Le long cou de la girafe ne serait autre qu’une transposition animale de la « colonne », du « jonc », du « pieu », dont on sait que les hommes passent un certain temps à astiquer ou polir, tout comme ils le feraient pour leur voiture ? Mais oui.
La masturbation au pilori de la productivité
De la masturbation à l’inutilité ou à la vacuité d’une vie, il n’y a qu’un court passage de gué que les radeaux de fortune du vocabulaire nous permettent de franchir.
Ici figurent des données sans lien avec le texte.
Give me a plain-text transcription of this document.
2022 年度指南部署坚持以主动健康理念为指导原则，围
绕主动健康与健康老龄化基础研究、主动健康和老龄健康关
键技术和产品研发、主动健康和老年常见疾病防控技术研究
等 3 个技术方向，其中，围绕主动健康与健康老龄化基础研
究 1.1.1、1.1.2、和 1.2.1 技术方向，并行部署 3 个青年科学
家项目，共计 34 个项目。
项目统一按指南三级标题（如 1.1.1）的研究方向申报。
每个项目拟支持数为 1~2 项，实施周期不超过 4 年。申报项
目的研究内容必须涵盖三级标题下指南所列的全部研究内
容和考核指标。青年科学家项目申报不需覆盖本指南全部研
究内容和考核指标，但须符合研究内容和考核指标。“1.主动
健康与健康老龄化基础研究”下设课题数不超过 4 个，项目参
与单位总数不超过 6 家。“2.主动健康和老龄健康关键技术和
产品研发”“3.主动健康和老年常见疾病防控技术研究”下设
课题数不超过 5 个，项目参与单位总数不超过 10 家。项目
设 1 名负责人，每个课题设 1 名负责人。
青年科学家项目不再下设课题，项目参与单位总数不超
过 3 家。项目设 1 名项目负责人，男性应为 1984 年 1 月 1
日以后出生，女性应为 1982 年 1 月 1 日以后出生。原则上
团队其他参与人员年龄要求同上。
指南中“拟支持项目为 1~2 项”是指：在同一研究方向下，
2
Ainsi donc, le peigneur de Girafe se voit propulsé au grade de « branleur » par décision unilatérale de la société répressive du travail. Le « branleur », dans l’imaginaire collectif, a douze ou quinze ans d’âge mental ou réel ; il est suffisamment mûr pour se masturber (beaucoup) et insuffisamment pourvu en diplômes ou en expérience pour être productif. Alors il passe ses journées à ne rien faire…qu’à s’occuper de sa girafe. Notre « peigne zizi » est alors menacé des pires maux : de la surdité et autres malformations malédictions du XIXème, au pôle emploi suite à ratage de bac des XXème et XXIème siècles. Que peut-on attendre d’un « peigne-cul » ou « peigne-derche » : grossièreté, asociabilité, vie de misère et avarice sont les dérives du caractère sans nul doute provoquées par la pratique honteuse de celui qui tourne le dos au bureau ou à la machine.
Wilhem Reich, penseur des libertaires, avait pourtant – heureusement – défendu cette énergie sexuelle précieuse, notamment dans « La lutte sexuelle des jeunes » ou « La fonction de l’orgasme » : Prendre du plaisir de quelque manière que ce soit devait être utile à la révolution et l’énergie de devait pas en être détournée pour être gaspillée au travail ou victime de la « peste émotionnelle ». Pour Reich, les branleurs étaient des gens charmants qui visaient déjà la croissance zéro en s’entretenant avec leur sexe sur la lutte des classes. Enfin, c’est un raccourci.